How to cast accented letters (wchar_t) to char?

949 views Asked by At

I ported an application from Windows to Linux and I encountered a problem with character encoding: I saw that accented letters (e.g. 'é' 'à') are considered as wchar_t (4 bytes with g++) whereas under Visual Studio, they take 1 byte (char). My unit tests failed because in my code I have character comparisons using accented letters (as in Linux they are multibyte).

Is it possible to cast accented letters (like 'û') to the Windows encoding (1 byte) in Linux or should I refactor my code and use std::wstring instead?

1

There are 1 answers

0
Christophe On BEST ANSWER

If 'é' can be stored on one character on Windows, your application was probably compiled without UNICODE and certainly with a Win 1252 encoding.
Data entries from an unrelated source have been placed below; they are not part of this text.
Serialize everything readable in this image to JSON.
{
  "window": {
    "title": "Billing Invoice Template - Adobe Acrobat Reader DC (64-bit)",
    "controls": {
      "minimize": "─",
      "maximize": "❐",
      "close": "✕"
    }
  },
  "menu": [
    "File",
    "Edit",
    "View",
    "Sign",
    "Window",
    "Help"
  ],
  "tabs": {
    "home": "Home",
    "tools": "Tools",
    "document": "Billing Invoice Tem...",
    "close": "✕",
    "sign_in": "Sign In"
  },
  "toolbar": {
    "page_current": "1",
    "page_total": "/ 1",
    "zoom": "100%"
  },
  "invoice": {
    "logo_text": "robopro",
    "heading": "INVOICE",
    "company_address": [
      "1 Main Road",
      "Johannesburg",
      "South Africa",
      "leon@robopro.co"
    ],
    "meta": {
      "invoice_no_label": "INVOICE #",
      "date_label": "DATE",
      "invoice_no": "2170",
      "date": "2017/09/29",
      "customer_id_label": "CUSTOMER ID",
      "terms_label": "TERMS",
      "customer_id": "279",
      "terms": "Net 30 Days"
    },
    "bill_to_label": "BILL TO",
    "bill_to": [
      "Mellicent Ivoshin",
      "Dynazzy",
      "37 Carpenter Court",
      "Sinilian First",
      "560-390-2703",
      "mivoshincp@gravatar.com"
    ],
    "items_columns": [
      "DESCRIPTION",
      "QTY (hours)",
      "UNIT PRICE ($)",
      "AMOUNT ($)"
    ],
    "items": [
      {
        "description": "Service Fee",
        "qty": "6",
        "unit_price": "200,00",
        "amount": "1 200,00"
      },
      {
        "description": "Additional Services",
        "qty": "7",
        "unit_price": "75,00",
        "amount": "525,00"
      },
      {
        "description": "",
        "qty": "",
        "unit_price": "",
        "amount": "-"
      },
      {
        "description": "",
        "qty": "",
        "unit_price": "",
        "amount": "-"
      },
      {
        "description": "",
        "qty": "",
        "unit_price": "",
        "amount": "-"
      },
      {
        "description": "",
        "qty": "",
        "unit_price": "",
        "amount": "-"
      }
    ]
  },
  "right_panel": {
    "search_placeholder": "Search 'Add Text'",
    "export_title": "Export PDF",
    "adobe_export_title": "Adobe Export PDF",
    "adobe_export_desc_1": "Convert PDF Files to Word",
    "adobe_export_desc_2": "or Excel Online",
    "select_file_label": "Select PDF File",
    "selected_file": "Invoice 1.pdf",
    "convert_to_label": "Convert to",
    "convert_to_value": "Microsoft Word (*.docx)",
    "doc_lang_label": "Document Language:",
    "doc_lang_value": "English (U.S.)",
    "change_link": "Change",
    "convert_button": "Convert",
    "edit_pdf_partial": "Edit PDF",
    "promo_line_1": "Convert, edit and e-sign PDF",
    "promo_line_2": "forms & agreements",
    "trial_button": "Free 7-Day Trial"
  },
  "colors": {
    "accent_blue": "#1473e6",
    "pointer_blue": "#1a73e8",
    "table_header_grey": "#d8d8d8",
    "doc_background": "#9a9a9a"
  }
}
With the usual utf-8 encoding on linux, the 'é' should require 2 characters. This should cause a warning from the compiler. And if you would use the character obtained, it would represent only a part of the encoding, so that the char by char comparison would be meaningless.

If you want to keep your algorithms, using individual characters of a string, you'd better work with wchar_t and wstring (or event more portable: char32_t and u32string).

If you want to know more on character encoding and unicode with C++, I can only warmly recommend you the excellent video tutorial on unicode with C++ from James McNellis.